ArmInfo. The pawnshops and currency exchange offices operating in Armenia will be able to manage the increase in the annual state duty from the current 100 thousand to 350- 370 thousand drams for pawnshops and up to 70 thousand drams for "exchangers" against the current 50 thousand drams. "We'll not draw more," said Aramais Khachatryan, chairman of the Union of Currency Dealers of Armenia, after Assistant Prime Minister of Armenia Nairi Sargsyan received the representatives of the field.
According to the representative of the interests of pawnshops Mher Gevorgian, Sargsyan listened to their proposals, promised to discuss the issue with all interested parties, and if necessary to report also on the problem to the head of government. Nairi Sargsyan promised to talk about the results of the discussions until Monday.
According to Gevorgyan, they do not exclude that the initiative of the Armenian government is aimed at reducing the number of operating pawnshops, and serves the interests of commercial banks. "We thought about it, but today we don't want to make political statements. But any sensible person understands that such decisions lead to the consolidation of the market, that is, only large players will remain," he said.
At the same time, as Khachatryan stated, today they are protesting not against the Armenian Central Bank, the mega-regulator of the financial market, but against the Armenian government represented by the Ministry of Finance, which is the author of the draft law. According to him, the representatives of the sphere were not involved in the Ministry of Finance discussions as part of the development of the draft law.
When asked whether it is possible that the government intends to regulate the market of Lombard services due to its insufficient level of transparency and a significant amount of shadow turnover, Mher Gevorgyan stated that the sphere is controlled by the Central Bank, which works "hard", but "good" and hide something from his gaze - is impossible. Referring to the fact that the Central Bank exercises financial control, but does not have the right to control the assets of the same pawnshops where stolen goods can be sold, Gevorgyan stressed that any stolen thing can be mortgaged in any financial institution that has a license to issue loans. Recall that a week the pawnbrokers and currency exchange offices are protesting against the proposed changes to the Law on State Duty, suggesting a 60-fold increase in state duty for pawnbrokers and currency exchange offices, most of them will close and about 1,300 people will remain out of work. According to the bill, instead of the current state duty for pawnshops at 100 thousand drams (about $ 205) a bar will be set at 6 million drams (about $ 12.3 thousand), and for exchange points - 3 million drams (about $ 6.1 thousand) instead of the current 50 thousand (about $ 102). As noted, the adoption of the bill threatens to close more than half of the 128 pawnshops and 200 exchange offices operating throughout the country. As a result, more than 1,300 people are waiting for reductions, and the state treasury's tax losses will reach 900 million drams (about $ 1.8 million).

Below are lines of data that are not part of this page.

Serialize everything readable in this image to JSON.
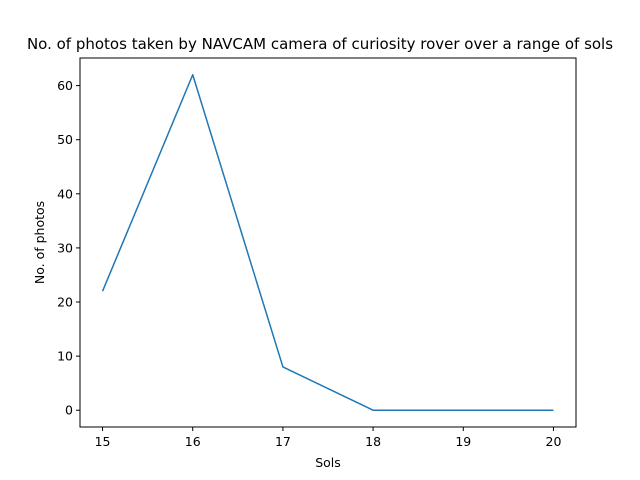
{
  "chart_data": {
    "type": "line",
    "title": "No. of photos taken by NAVCAM camera of curiosity rover over a range of sols",
    "xlabel": "Sols",
    "ylabel": "No. of photos",
    "x": [
      15,
      16,
      17,
      18,
      19,
      20
    ],
    "series": [
      {
        "values": [
          22,
          62,
          8,
          0,
          0,
          0
        ],
        "color": "#1f77b4"
      }
    ],
    "xticks": [
      15,
      16,
      17,
      18,
      19,
      20
    ],
    "yticks": [
      0,
      10,
      20,
      30,
      40,
      50,
      60
    ],
    "xlim": [
      14.75,
      20.25
    ],
    "ylim": [
      -3.1,
      65.1
    ],
    "grid": false,
    "legend": "none"
  }
}
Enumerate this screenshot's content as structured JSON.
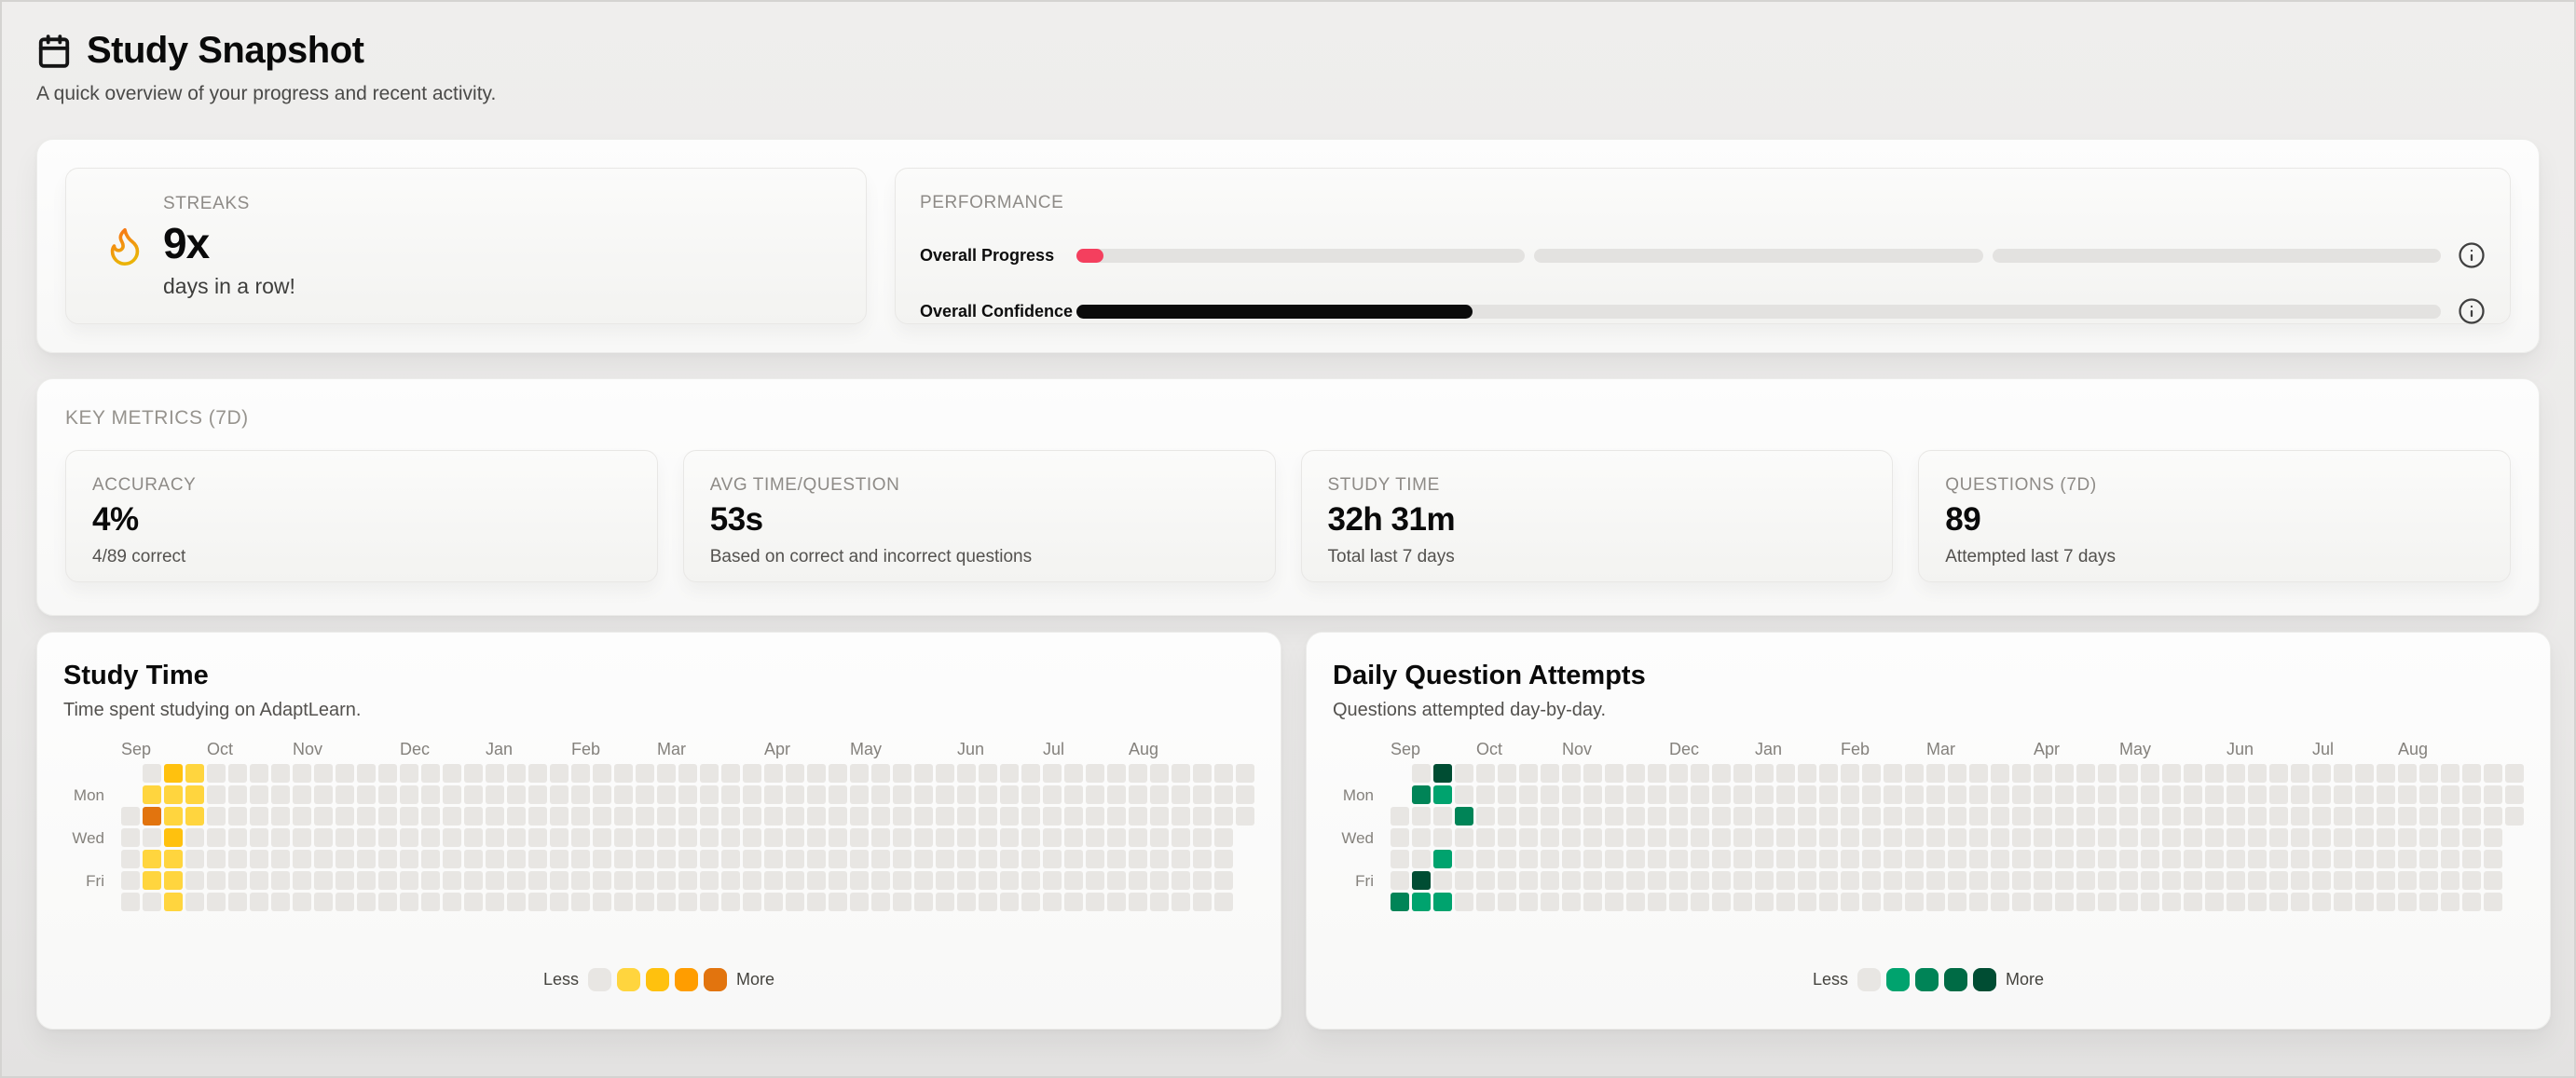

Owners and employees of pawnshops and exchangers also declare unequal and unfair treatment of financial institutions - the state duty of exchange offices owned by commercial banks will increase from 3 million drams to 7 million (2.3 fold increase), for universal credit companies - to 3 million drams from the previous 500 thousand drams (6-fold growth), and for pawnshops and currency exchange offices, a 60-fold increase in the tax burden is expected. The new regulations, according to representatives of the sector, are aimed at withdrawing small players from the market - lenders and currency dealers. At the same time, they warn that this step will entail the formation of a "shadow market", which will act out of sight of the Central Bank of Armenia.
Meanwhile, according to financial analysts of ArmInfo, the measure to which the Ministry of Finance wants to resort has quite serious grounds.
First, the problem is the need to withdraw from , first of all, uncontrollable from the point of view of tax payments, pawnshops and private currency exchange points, the real turnover of which, according to some estimates, repeatedly, and hundreds of times in exchangers reporting figures.
Secondly: The current low thresholds for entering these segments of the financial market do not justify themselves at all, since, in contrast to fully accountable and tightly regulated regulations by the Central Bank of banks and credit companies, pawnshops feel much more at ease and as a "last resort" for desperate potential borrowers, use inflated lending rates and less "attentive" to the assessment of collateral.
Thirdly: the distribution of licenses by the Central Bank of Armenia to too many pawnshops (127 according to 2018) and private currency exchange points (213 for 2018) led to the fact that commercial banks and credit companies began to noticeably lose their positions in the market both in the credit and foreign exchange segments, while at the same time incurring much greater obligations to the state as costs.
Therefore, analysts say, it is possible that in fact the government, with a completely explainable silence of the mega-regulator represented by the Central Bank of the Republic of Armenia, wants to kill three birds with one stone: remove the unorganized, including the gray market, the cash currency market, increase budget revenues at the expense of state duties and other payments and to clear the market for the work of commercial banks and credit companies, forcing all players to work in a single competitive field.